MPI Execution
=============

HASEonGPU can distribute one ASE calculation over multiple MPI ranks.  MPI is
used to split the sample index range across ranks; each active rank can then
use one or more devices from the node on which that rank is running.

Dependencies and Build Configuration
------------------------------------

MPI execution requires an MPI implementation (``OpenMPI >= 4.0``) and an HASEonGPU build with MPI
support enabled.  The CMake option ``DISABLE_MPI`` controls this at build time:

``DISABLE_MPI=AUTO``
   Tries to find MPI.  If MPI cannot be found, the build continues without MPI
   support.

``DISABLE_MPI=OFF``
   Requires MPI.  Configuration fails if MPI is missing.

``DISABLE_MPI=ON``
   Builds without MPI support.

An MPI-enabled build links against the MPI C++ target found by CMake.  A
runtime started with ``--parallel-mode=mpi`` exits with an error if the binary
was built without MPI support.

Execution Model
---------------

MPI execution has two levels of distribution:

* MPI distributes the global sample index range across active ranks.
* Each rank divides its local sample range across the GPUs assigned to that
  rank.

For example, an input with 4210 samples and 2 active ranks creates two
rank-level ranges of roughly 2105 samples each.  If each rank owns four GPUs,
each rank then splits its 2105 samples across four worker threads and four
devices.

The GPU IDs shown in HASEonGPU output are local to each node.  A report such as
``rank 0 node ga008 ... assigned GPUs 0-3`` and ``rank 1 node ga009 ...
assigned GPUs 0-3`` means GPU IDs 0-3 on two different nodes, not the same four
physical GPUs.

Important Settings
------------------
These settings can be used in the pythonLegacy path or as arguments for the phiASE object.
Additionally they can be adjusted in a configuration yaml file if that setting is enabled.

``parallelMode``
   Selects the execution path.

   ``"single"`` runs without MPI communication.  The process uses up to
   ``numDevices`` devices on the local node.

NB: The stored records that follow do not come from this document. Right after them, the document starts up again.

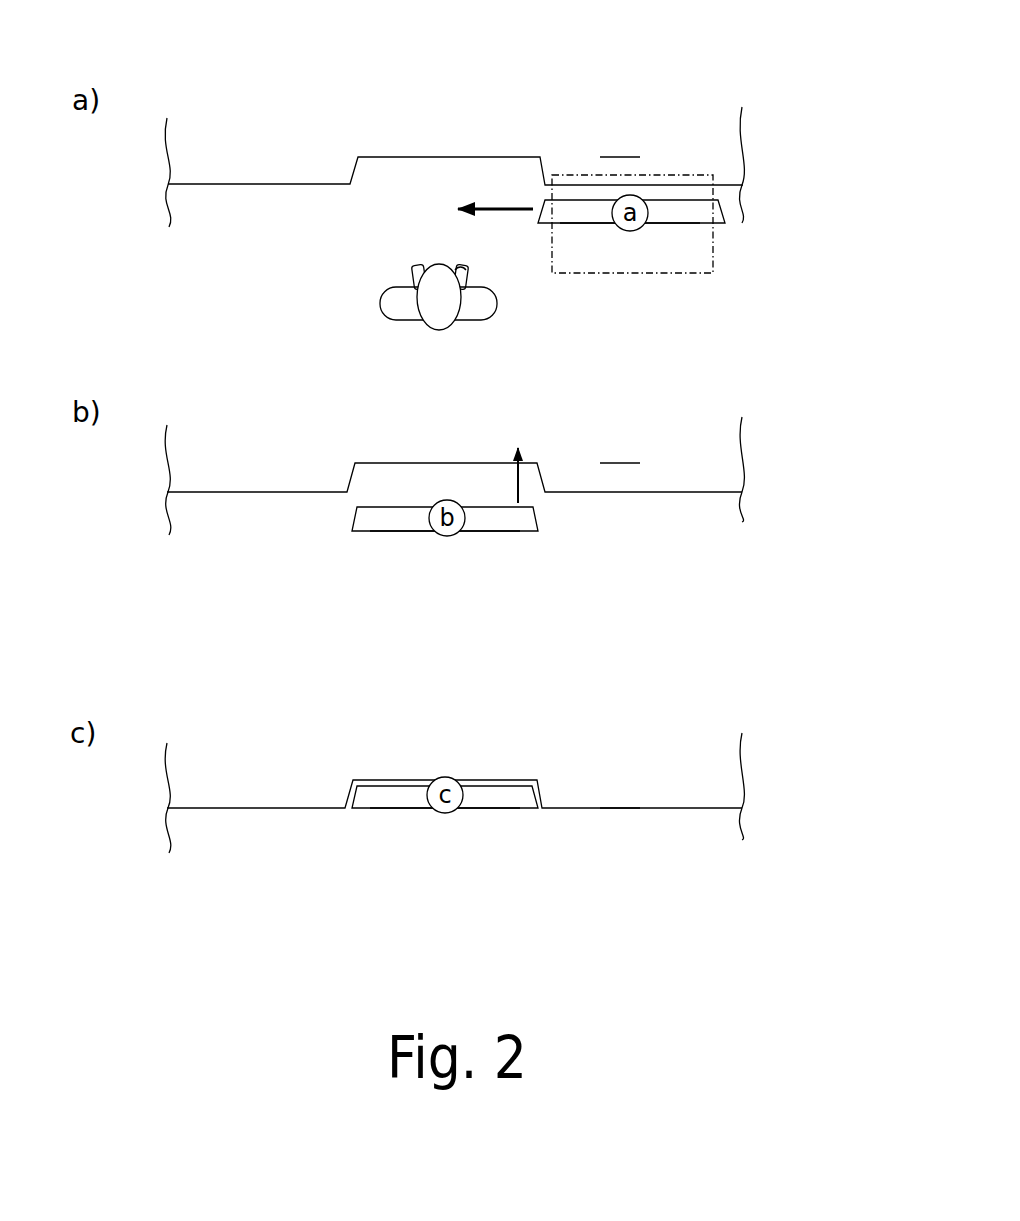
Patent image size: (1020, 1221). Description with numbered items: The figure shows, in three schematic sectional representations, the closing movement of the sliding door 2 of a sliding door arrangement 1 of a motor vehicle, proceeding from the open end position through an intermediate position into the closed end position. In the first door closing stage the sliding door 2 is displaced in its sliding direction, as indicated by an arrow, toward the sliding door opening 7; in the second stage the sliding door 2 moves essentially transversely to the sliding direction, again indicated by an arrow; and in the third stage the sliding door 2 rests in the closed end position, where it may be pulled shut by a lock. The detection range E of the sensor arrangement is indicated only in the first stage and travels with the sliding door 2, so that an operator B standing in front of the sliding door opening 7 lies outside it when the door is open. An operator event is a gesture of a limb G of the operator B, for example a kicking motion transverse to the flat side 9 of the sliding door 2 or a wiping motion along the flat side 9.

The sliding door arrangement 1 is at (632, 98).
The sliding door 2 is at (693, 215).
The sliding door opening 7 is at (372, 192).
The flat side 9 is at (660, 223).
The detection range E is at (693, 272).
The limb G is at (467, 272).
The operator B is at (389, 331).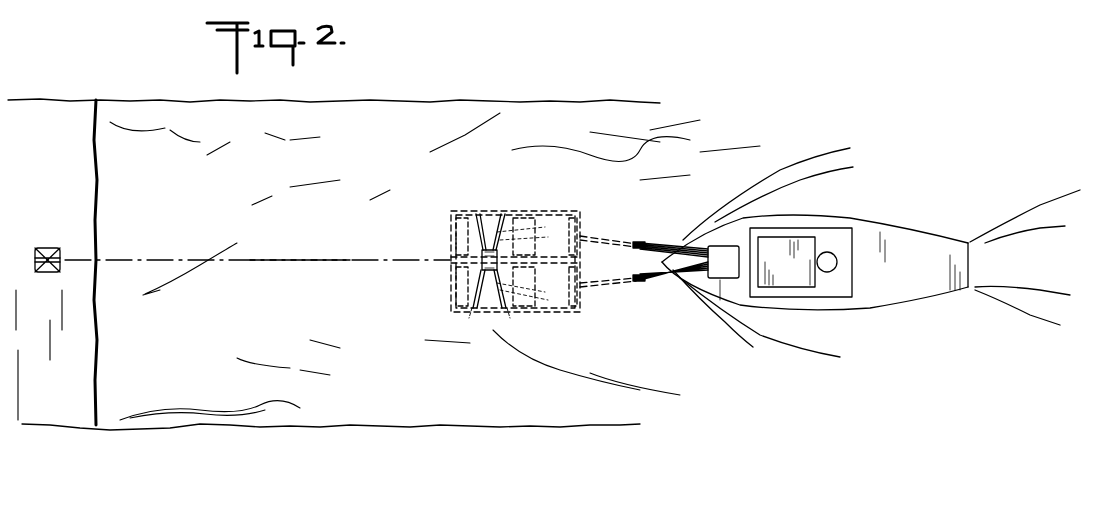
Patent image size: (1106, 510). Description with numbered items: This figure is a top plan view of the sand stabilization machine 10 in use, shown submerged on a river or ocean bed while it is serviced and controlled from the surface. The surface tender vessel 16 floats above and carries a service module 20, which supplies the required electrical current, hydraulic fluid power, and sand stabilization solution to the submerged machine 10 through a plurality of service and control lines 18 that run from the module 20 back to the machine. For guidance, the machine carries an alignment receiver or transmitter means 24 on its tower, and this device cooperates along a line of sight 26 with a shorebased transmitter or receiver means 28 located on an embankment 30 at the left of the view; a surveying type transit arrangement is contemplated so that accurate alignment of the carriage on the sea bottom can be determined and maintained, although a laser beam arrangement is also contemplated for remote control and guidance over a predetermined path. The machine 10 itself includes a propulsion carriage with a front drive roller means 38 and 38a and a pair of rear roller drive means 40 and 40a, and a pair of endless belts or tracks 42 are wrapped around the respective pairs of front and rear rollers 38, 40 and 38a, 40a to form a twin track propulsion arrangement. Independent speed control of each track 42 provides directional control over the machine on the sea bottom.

The sand stabilization machine 10 is at (474, 205).
The surface tender vessel 16 is at (898, 237).
The service and control lines 18 is at (646, 245).
The service module 20 is at (716, 271).
The alignment receiver or transmitter means 24 is at (489, 249).
The line of sight 26 is at (297, 258).
The shorebased transmitter or receiver means 28 is at (52, 246).
The embankment 30 is at (40, 167).
The front drive roller means 38 is at (445, 272).
The front drive roller means 38a is at (446, 233).
The rear roller drive means 40 is at (545, 303).
The rear roller drive means 40a is at (538, 235).
The endless belts or tracks 42 is at (447, 241).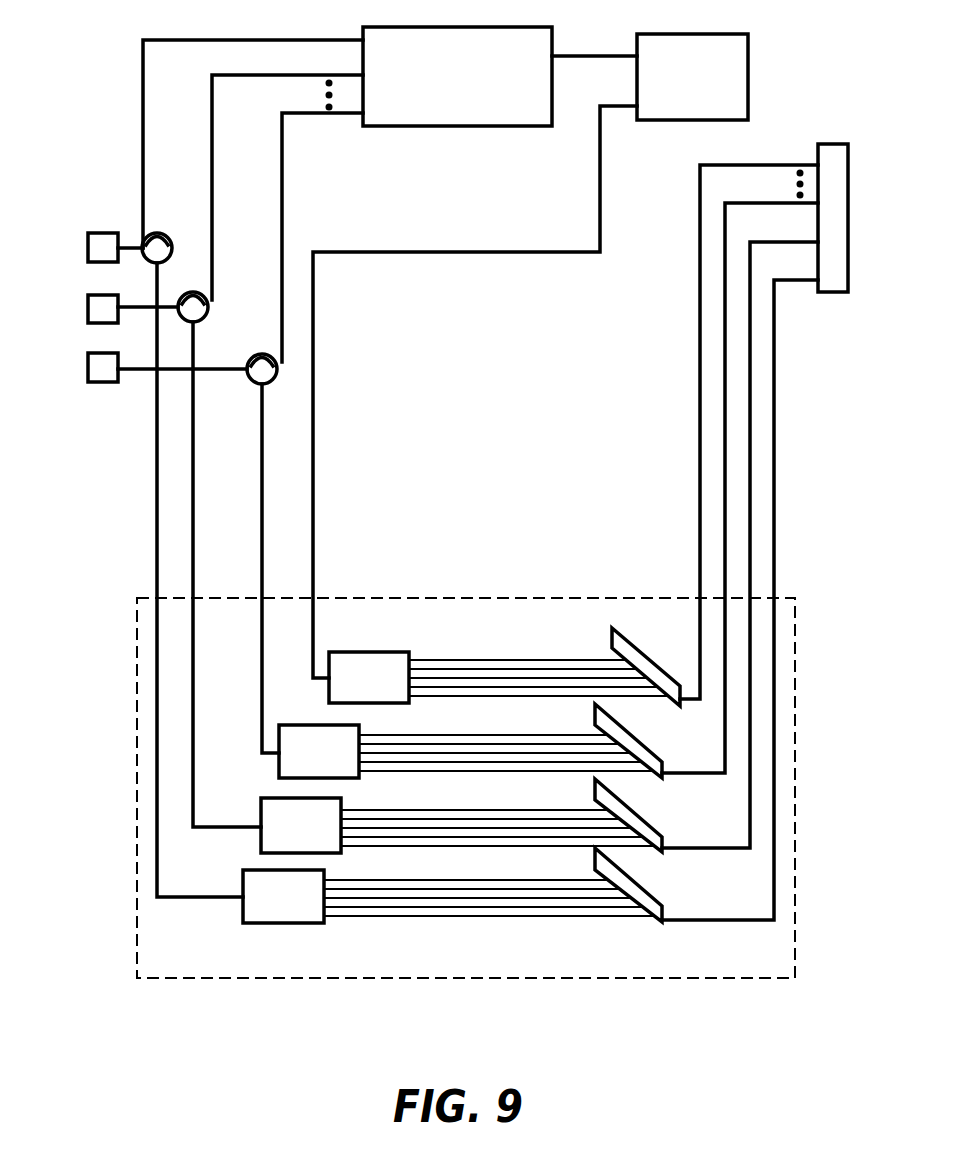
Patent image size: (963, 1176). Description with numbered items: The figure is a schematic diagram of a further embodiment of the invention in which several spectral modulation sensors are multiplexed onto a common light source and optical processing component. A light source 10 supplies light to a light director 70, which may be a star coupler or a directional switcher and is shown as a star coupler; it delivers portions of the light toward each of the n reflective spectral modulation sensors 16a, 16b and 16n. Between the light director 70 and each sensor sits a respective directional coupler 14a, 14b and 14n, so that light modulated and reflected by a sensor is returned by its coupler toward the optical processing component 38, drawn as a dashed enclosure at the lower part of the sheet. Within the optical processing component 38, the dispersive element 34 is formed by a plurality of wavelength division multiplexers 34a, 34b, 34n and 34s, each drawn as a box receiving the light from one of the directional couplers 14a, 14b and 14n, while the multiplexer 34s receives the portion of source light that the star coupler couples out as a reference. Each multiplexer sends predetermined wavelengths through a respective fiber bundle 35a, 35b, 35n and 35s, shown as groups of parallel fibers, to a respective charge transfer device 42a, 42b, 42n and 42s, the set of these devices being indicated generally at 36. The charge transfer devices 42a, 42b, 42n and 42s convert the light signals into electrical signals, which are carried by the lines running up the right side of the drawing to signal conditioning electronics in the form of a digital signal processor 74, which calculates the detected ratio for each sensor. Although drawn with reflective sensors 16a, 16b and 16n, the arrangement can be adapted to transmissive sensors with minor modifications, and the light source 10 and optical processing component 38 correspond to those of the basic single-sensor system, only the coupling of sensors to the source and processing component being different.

The light source 10 is at (722, 82).
The light director 70 is at (457, 99).
The digital signal processor 74 is at (833, 254).
The directional coupler 14a is at (173, 226).
The directional coupler 14b is at (196, 286).
The directional coupler 14n is at (252, 342).
The spectral modulation sensor 16a is at (85, 260).
The spectral modulation sensor 16b is at (103, 321).
The spectral modulation sensor 16n is at (138, 381).
The dispersive element 34 is at (374, 582).
The wavelength division multiplexer 34s is at (391, 663).
The wavelength division multiplexer 34n is at (282, 760).
The wavelength division multiplexer 34b is at (264, 833).
The wavelength division multiplexer 34a is at (246, 905).
The fiber bundle 35s is at (539, 693).
The fiber bundle 35n is at (506, 770).
The fiber bundle 35b is at (497, 843).
The fiber bundle 35a is at (489, 913).
The fiber couplers 36 is at (651, 582).
The charge transfer device 42s is at (663, 692).
The charge transfer device 42n is at (646, 768).
The charge transfer device 42b is at (650, 843).
The charge transfer device 42a is at (660, 906).
The optical processing component 38 is at (466, 825).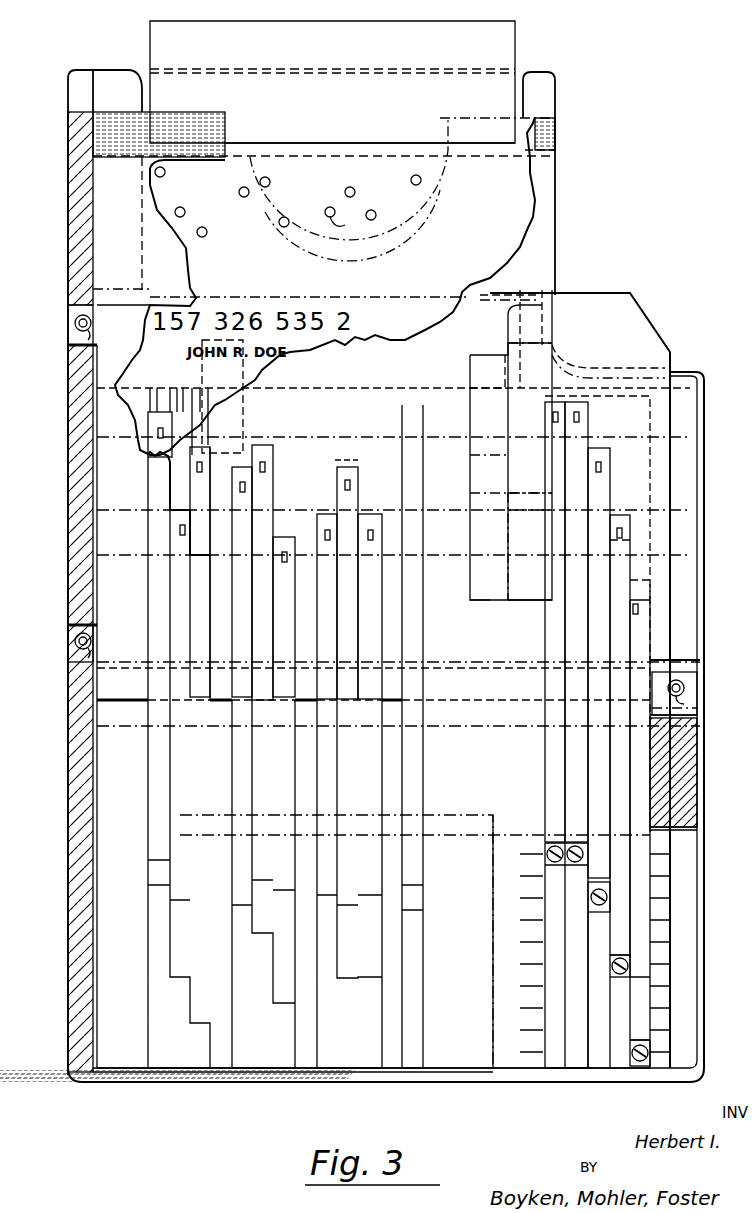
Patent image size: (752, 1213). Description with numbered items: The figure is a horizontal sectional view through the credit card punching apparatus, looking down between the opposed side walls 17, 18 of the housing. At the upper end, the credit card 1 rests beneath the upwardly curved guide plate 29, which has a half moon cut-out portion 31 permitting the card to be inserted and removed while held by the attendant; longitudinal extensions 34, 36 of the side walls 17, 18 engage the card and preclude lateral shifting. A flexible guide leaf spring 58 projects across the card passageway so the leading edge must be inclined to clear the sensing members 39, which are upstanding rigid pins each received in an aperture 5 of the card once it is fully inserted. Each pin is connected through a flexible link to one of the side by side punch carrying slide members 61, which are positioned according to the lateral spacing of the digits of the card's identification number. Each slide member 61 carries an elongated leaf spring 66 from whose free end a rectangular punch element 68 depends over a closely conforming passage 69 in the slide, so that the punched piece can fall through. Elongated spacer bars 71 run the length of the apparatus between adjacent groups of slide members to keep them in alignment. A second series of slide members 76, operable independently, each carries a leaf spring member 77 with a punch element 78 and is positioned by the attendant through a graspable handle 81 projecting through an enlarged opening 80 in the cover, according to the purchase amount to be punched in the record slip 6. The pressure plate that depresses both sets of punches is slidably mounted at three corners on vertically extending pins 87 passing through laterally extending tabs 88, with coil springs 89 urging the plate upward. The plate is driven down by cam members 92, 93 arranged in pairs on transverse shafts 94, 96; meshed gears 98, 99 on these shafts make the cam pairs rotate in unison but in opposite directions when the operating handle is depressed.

The credit card 1 is at (345, 140).
The aperture 5 is at (368, 215).
The record slip 6 is at (625, 295).
The side wall 17 is at (68, 766).
The side wall 18 is at (693, 776).
The guide plate 29 is at (130, 244).
The half moon cut-out portion 31 is at (410, 205).
The longitudinal extension 34 is at (68, 184).
The longitudinal extension 36 is at (548, 142).
The sensing member 39 is at (180, 210).
The guide leaf spring 58 is at (360, 54).
The slide member 61 is at (150, 418).
The leaf spring 66 is at (200, 590).
The punch element 68 is at (340, 480).
The passage 69 is at (152, 450).
The spacer bar 71 is at (228, 780).
The slide member 76 is at (614, 980).
The leaf spring member 77 is at (620, 586).
The punch element 78 is at (588, 418).
The opening 80 is at (605, 1066).
The handle 81 is at (608, 962).
The pin 87 is at (78, 320).
The tab 88 is at (70, 340).
The coil spring 89 is at (72, 338).
The cam member 92 is at (510, 340).
The cam member 93 is at (524, 605).
The shaft 94 is at (462, 455).
The shaft 96 is at (455, 510).
The gear 98 is at (488, 610).
The gear 99 is at (490, 345).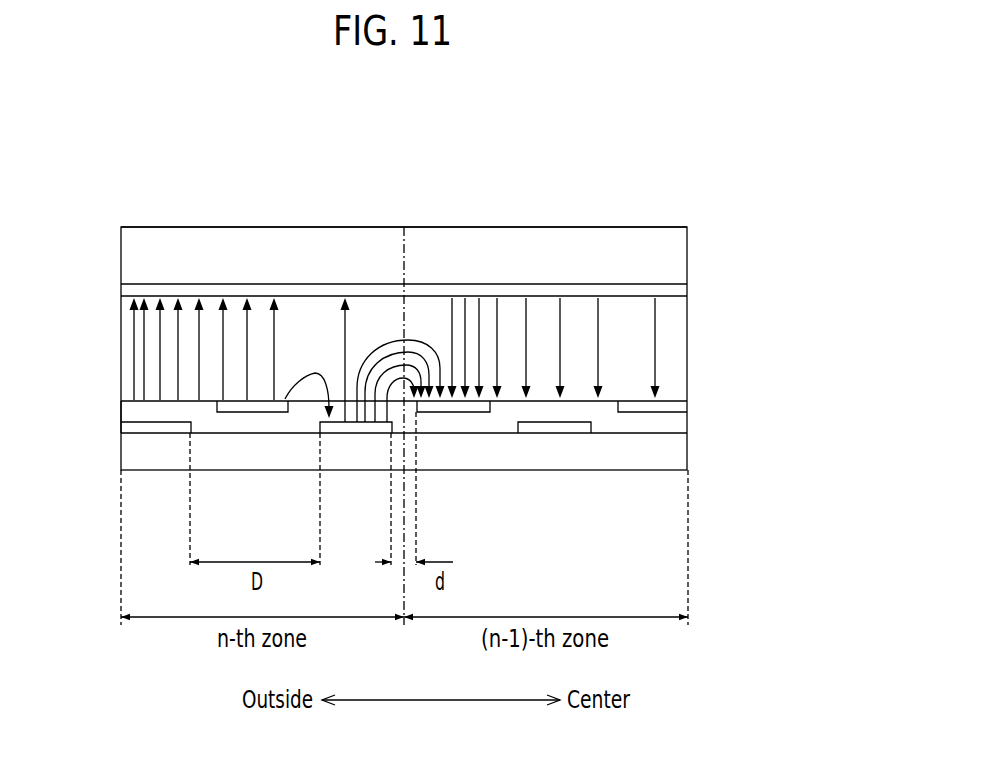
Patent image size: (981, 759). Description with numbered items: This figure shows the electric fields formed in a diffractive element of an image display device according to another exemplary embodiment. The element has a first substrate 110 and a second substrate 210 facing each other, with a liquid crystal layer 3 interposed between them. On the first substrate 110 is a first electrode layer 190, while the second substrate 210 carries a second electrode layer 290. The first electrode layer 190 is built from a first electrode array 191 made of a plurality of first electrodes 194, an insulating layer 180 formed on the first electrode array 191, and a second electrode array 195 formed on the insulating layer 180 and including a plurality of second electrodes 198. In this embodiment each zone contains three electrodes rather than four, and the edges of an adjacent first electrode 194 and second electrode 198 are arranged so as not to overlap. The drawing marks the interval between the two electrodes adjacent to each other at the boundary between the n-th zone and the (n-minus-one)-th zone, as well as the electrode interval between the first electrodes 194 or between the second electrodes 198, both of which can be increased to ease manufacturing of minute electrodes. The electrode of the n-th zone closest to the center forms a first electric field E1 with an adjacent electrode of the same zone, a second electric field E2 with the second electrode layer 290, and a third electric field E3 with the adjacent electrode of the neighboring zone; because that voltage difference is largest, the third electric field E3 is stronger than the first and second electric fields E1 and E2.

The first substrate 110 is at (585, 455).
The insulating layer 180 is at (490, 427).
The first electrode layer 190 is at (697, 403).
The first electrode array 191 is at (110, 432).
The first electrode 194 is at (150, 428).
The second electrode array 195 is at (110, 407).
The second electrode 198 is at (252, 407).
The second substrate 210 is at (574, 244).
The second electrode layer 290 is at (128, 294).
The liquid crystal layer 3 is at (697, 298).
The first electric field E1 is at (303, 372).
The second electric field E2 is at (345, 331).
The third electric field E3 is at (420, 340).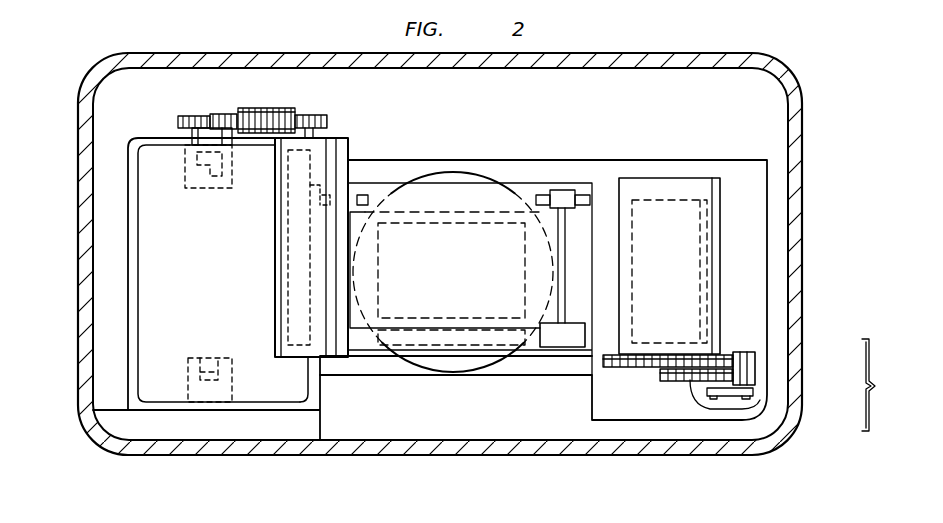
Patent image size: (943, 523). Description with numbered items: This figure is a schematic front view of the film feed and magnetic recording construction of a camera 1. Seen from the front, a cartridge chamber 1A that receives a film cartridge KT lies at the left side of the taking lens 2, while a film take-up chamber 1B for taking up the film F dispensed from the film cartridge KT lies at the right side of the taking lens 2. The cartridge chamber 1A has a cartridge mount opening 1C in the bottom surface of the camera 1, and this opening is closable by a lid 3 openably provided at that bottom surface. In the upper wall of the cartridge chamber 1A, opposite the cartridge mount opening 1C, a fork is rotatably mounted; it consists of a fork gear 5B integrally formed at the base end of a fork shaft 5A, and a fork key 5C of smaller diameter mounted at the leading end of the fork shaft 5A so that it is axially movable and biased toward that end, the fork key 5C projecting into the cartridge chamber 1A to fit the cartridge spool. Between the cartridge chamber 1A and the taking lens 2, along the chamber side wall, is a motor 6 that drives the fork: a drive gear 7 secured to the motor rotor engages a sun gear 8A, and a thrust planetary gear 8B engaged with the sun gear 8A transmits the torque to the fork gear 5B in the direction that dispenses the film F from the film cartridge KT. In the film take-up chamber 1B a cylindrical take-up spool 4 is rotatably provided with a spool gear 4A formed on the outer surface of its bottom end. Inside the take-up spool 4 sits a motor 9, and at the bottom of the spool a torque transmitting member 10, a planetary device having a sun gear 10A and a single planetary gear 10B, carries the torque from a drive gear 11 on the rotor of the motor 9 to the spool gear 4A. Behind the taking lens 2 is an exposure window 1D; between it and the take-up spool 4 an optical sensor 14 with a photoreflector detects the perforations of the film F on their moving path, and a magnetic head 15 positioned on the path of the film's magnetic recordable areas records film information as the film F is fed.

   ``"mpi"`` uses MPI communication.  The executable must be launched by an MPI
   launcher such as ``mpiexec`` or by a scheduler that starts MPI tasks.  The
   sample range is split across active ranks.

``numDevices``
   Sets the maximum number of devices visible to one HASEonGPU process on its
   node.  In MPI mode, HASEonGPU first limits the local device list to
   ``numDevices`` and then distributes that local list across the ranks on the
   same node.

   With four visible GPUs per node:

   * 4 ranks per node and ``numDevices=4`` gives each rank one GPU.
   * 1 rank per node and ``numDevices=4`` gives that rank four GPUs.
   * 2 ranks per node and ``numDevices=4`` gives each rank two GPUs.

``nPerNode``
   Controls the number of MPI ranks launched per node in wrapper paths that
   call ``mpiexec``.  The legacy Python ``calcPhiASE(...)`` MPI path uses
   ``mpiexec -npernode nPerNode`` and then passes ``--parallel-mode=mpi`` to
   the ``calcPhiASE`` binary.

   ``nPerNode`` is a launcher setting, not a GPU count inside the C++ compute
   kernel.  After MPI has started the processes, the C++ executable detects the
   actual ranks per node from MPI and divides ``numDevices`` across those local
   ranks.

Common Usage Modes
------------------

In general, any variation of MPI ranks per node is supported. The two most
common usage modes are described below.

One MPI rank per device
^^^^^^^^^^^^^^^^^^^^^^^

This mode starts one MPI rank for each device. It is usually the faster option,
because each rank is responsible for driving a single device. For example, on
two nodes with four devices per node, this results in eight ranks in total and
one device per rank.

.. code-block:: text

   parallelMode = mpi
   numDevices = $devicesPerNode
   nPerNode = $devicesPerNode

Slurm allocation example:

.. code-block:: bash

   srun -N $numNodes \
        --tasks-per-node=$devicesPerNode \
        --gres=gpu:$devicesPerNode \
        --pty bash


One MPI rank per node with multiple devices per rank
^^^^^^^^^^^^^^^^^^^^^^^^^^^^^^^^^^^^^^^^^^^^^^^^^^^^

This mode starts one MPI rank per node and lets each rank use multiple devices.
Depending on the workload and host-side scheduling, this can be slower due to
thread contention inside a single rank. For example, on two nodes with four
devices per node, this results in two ranks in total and four devices per rank.

.. code-block:: text

   parallelMode = mpi
   numDevices = $devicesPerNode
   nPerNode = 1

Slurm allocation example:

.. code-block:: bash

   srun -N $numNodes \
        --tasks-per-node=1 \
        --cpus-per-task=$cpusPerTask \
        --gres=gpu:$devicesPerNode \
        --pty bash

For this mode, ``--cpus-per-task`` should be chosen significantly larger than
``$devicesPerNode``. Each MPI rank starts multiple host threads to drive multiple
devices. If the rank is bound to too few CPU cores, the run can become host-side
limited even though all devices are allocated.


Interpreting Output
-------------------

MPI-enabled HASEonGPU prints topology information in the ``[INFO]`` output:

.. code-block:: text

   [INFO] Active nodes             : 2
   [INFO] Active ranks             : 2
   [INFO] Active ranks per node    : 1 avg (min=1, max=1)
   [INFO] Active GPUs              : 8
   [INFO] GPUs per active rank     : 4 avg
   [INFO] GPUs per active node     : 4 avg (min=4, max=4)

.. code-block:: text

Runtime Considerations
----------------------

The two common layouts use the same total GPU count but do not always have the
same runtime:

* Many ranks with one GPU each create one host process per GPU.
* One rank with multiple GPUs creates multiple host threads inside one process.

If a scheduler binds one MPI rank to one CPU core, the multi-GPU-per-rank mode
can become CPU limited because several GPU-driving threads share the same core.
Slurm ``--cpus-per-task`` or Open MPI ``--map-by ...:PE=<n>`` should match the
number of GPUs driven by each rank.  Open MPI ``--report-bindings`` is useful
for checking the effective CPU binding.